In der iPod-Falle: Sind wir Sklaven des Herunterladens? Wie sich die Entzauberung des Alltags umkehren lässt

Falls es jemand nicht mitgekriegt hat: Im Internet herrscht gerade mal wieder Aufregung. Es gibt inzwischen nämlich die erste wissenschaftliche Studie über die Hörgewohnheiten der Knopf-im-Ohr-Generation. Worin vor allem festgestellt wird, dass angesichts von heute in Sekunden rüberschiebbaren und dann in Streichholzschachtelformat mitnehmbaren Plattensammlungen zwar wirklich immer mehr Musik gehört wird, allerdings mit abnehmender Aufmerksamkeit – und immer öfter für sich.

Daraus lassen sich natürlich Schlüsse ziehen, wie sich Lebensgewohnheiten heute entwickeln. Gewiss hätte auch die Internet-Gemeinde in gewohnt epischen Ausmaßen darüber diskutiert, wenn sich die Wissenschaftler der Universität Leicester in ihrem Presse-Bulletin nicht gleich ein paar unwissenschaftliche Dummheiten geleistet hätten. Zum Beispiel halten sie es für mitteilungswert, dass auf iPods hauptsächlich Popmusik gehört wird. Was man natürlich als Abwertung verstehen kann, wenn man will. Noch dazu wird Musik angeblich nicht mehr unbedingt mit derselben Hingabe wie früher gehört. Aber wer will sich von vornherein verdächtigen lassen ein emotionaler Holzklotz zu sein? Da wittert man doch schon diesen Unterton: Früher war alles besser.

Auf jeden Fall wurden die Forschungsergebnisse von irgendwelchen englischen Provinz-Universitäten früher nicht bereits eine halbe Stunde später weltweit durch die Mangel gedreht. Man kann sich vorstellen, wie so etwas selbst gestandenen Psychologen (Fachbereich Musikpsychologie) zusetzt. Mit ansehen zu müssen, wie jahrelange Arbeit an 346 Testpersonen sofort verpufft.

Um es deswegen gleich vorwegzuschicken: Hier soll nicht gegen allernotorischste mp3-Sauger gewettert werden. Schon gar nicht gegen harmlose iPod-Hörer, die bis zu 6000 Songs speichern können. Denn sie alle sind erst mal zu beglückwünschen dafür, wie gut sie es haben.

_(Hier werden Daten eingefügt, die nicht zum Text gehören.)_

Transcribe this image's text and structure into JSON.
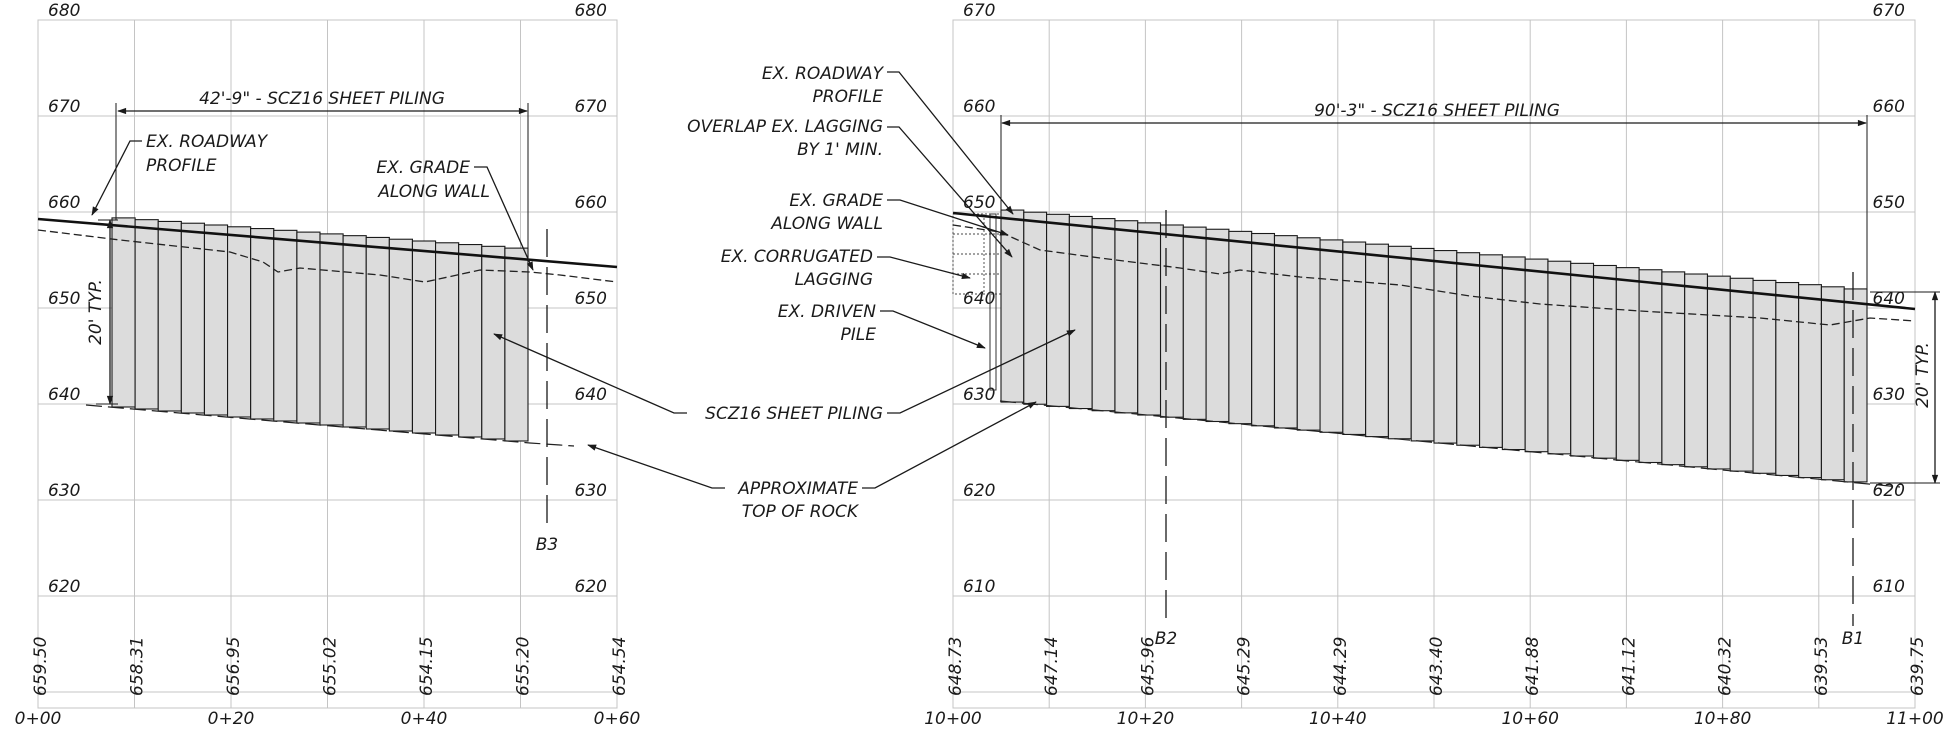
{
  "left_profile": {
    "elev_left": [
      "680",
      "670",
      "660",
      "650",
      "640",
      "630",
      "620"
    ],
    "elev_right": [
      "680",
      "670",
      "660",
      "650",
      "640",
      "630",
      "620"
    ],
    "stations": [
      "0+00",
      "0+20",
      "0+40",
      "0+60"
    ],
    "ground_values": [
      "659.50",
      "658.31",
      "656.95",
      "655.02",
      "654.15",
      "655.20",
      "654.54"
    ],
    "piling_label": "42'-9\" - SCZ16 SHEET PILING",
    "typ_label": "20' TYP.",
    "boring": "B3",
    "callouts": {
      "road_1": "EX. ROADWAY",
      "road_2": "PROFILE",
      "grade_1": "EX. GRADE",
      "grade_2": "ALONG WALL"
    }
  },
  "right_profile": {
    "elev_left": [
      "670",
      "660",
      "650",
      "640",
      "630",
      "620",
      "610"
    ],
    "elev_right": [
      "670",
      "660",
      "650",
      "640",
      "630",
      "620",
      "610"
    ],
    "stations": [
      "10+00",
      "10+20",
      "10+40",
      "10+60",
      "10+80",
      "11+00"
    ],
    "ground_values": [
      "648.73",
      "647.14",
      "645.96",
      "645.29",
      "644.29",
      "643.40",
      "641.88",
      "641.12",
      "640.32",
      "639.53",
      "639.75"
    ],
    "piling_label": "90'-3\" - SCZ16 SHEET PILING",
    "typ_label": "20' TYP.",
    "borings": [
      "B2",
      "B1"
    ]
  },
  "callouts": {
    "roadway_1": "EX. ROADWAY",
    "roadway_2": "PROFILE",
    "overlap_1": "OVERLAP EX. LAGGING",
    "overlap_2": "BY 1' MIN.",
    "grade_1": "EX. GRADE",
    "grade_2": "ALONG WALL",
    "lagging_1": "EX. CORRUGATED",
    "lagging_2": "LAGGING",
    "pile_1": "EX. DRIVEN",
    "pile_2": "PILE",
    "sheet_piling": "SCZ16 SHEET PILING",
    "rock_1": "APPROXIMATE",
    "rock_2": "TOP OF ROCK"
  }
}
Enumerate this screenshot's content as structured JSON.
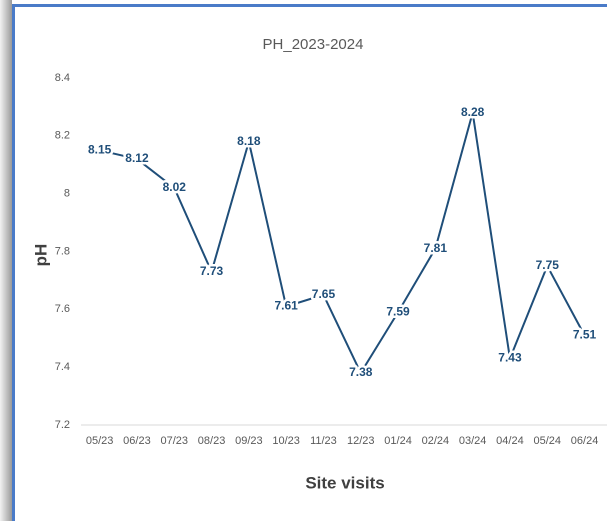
{
  "chart_data": {
    "type": "line",
    "title": "PH_2023-2024",
    "xlabel": "Site visits",
    "ylabel": "pH",
    "categories": [
      "05/23",
      "06/23",
      "07/23",
      "08/23",
      "09/23",
      "10/23",
      "11/23",
      "12/23",
      "01/24",
      "02/24",
      "03/24",
      "04/24",
      "05/24",
      "06/24"
    ],
    "series": [
      {
        "name": "pH",
        "color": "#1f4e79",
        "values": [
          8.15,
          8.12,
          8.02,
          7.73,
          8.18,
          7.61,
          7.65,
          7.38,
          7.59,
          7.81,
          8.28,
          7.43,
          7.75,
          7.51
        ]
      }
    ],
    "ylim": [
      7.2,
      8.4
    ],
    "yticks": [
      7.2,
      7.4,
      7.6,
      7.8,
      8,
      8.2,
      8.4
    ],
    "grid": false
  }
}
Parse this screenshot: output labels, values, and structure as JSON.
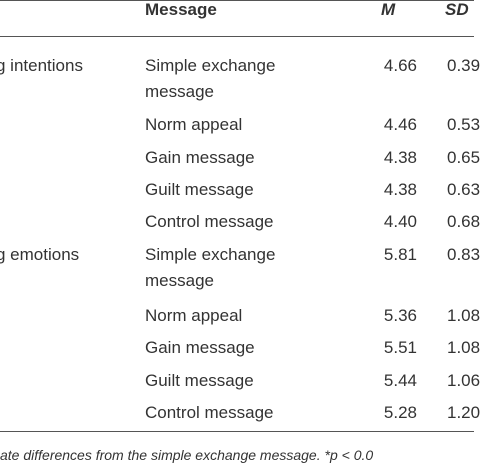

Wer zum Beispiel als Mittvierziger an die Punk-, später Techno-Plattenläden zur eigenen Selbstversorgung denkt, kann sich nur in nostalgischsten Ausnahmefällen dorthin zurückwünschen. Mit der guten alten „habt ihr was von“-Frage war man verloren. Oder heutzutage Müller. Wer will schon Musik bei Müller kaufen? In spiritueller Ödnis. So einsam kann man sich am Rechner gar nicht fühlen, als dass man das nicht gerne in Kauf nähme.

Auch das Hörerlebnis selbst muss in Zeiten des immateriellen Datentransfers nicht im sozialen Vakuum ablaufen. Von den allertollsten DJs fangen immer mehr an, mit mp3s aufzulegen. Natürlich selten in der bescheidenen Qualität, die man bei iTunes oder wie sie alle heißen bekommt. Aber für die meisten von ihnen ist es schon allein ein Segen, nicht mehr mit irgendwelchen bescheuerten, auf Oma-Wägelchen geschnallten Plattenkisten jet-setten zu müssen.

So kann das also auch laufen. Aber meistens läuft es eben doch anders. Ein typisches Setting sieht laut Studie so aus: Man ist alleine. Es ist Nacht. Zwischen 22 und 23 Uhr. Man macht irgendwas. Hausarbeit oder im Internet surfen. Und irgendwo läuft eine Art Hintergrundgeräusch. Eigentlich ist es ziemlich tolle Musik. Man hat sie schließlich selber angeklickt. Aber sie läuft irgendwie nur so nebenher.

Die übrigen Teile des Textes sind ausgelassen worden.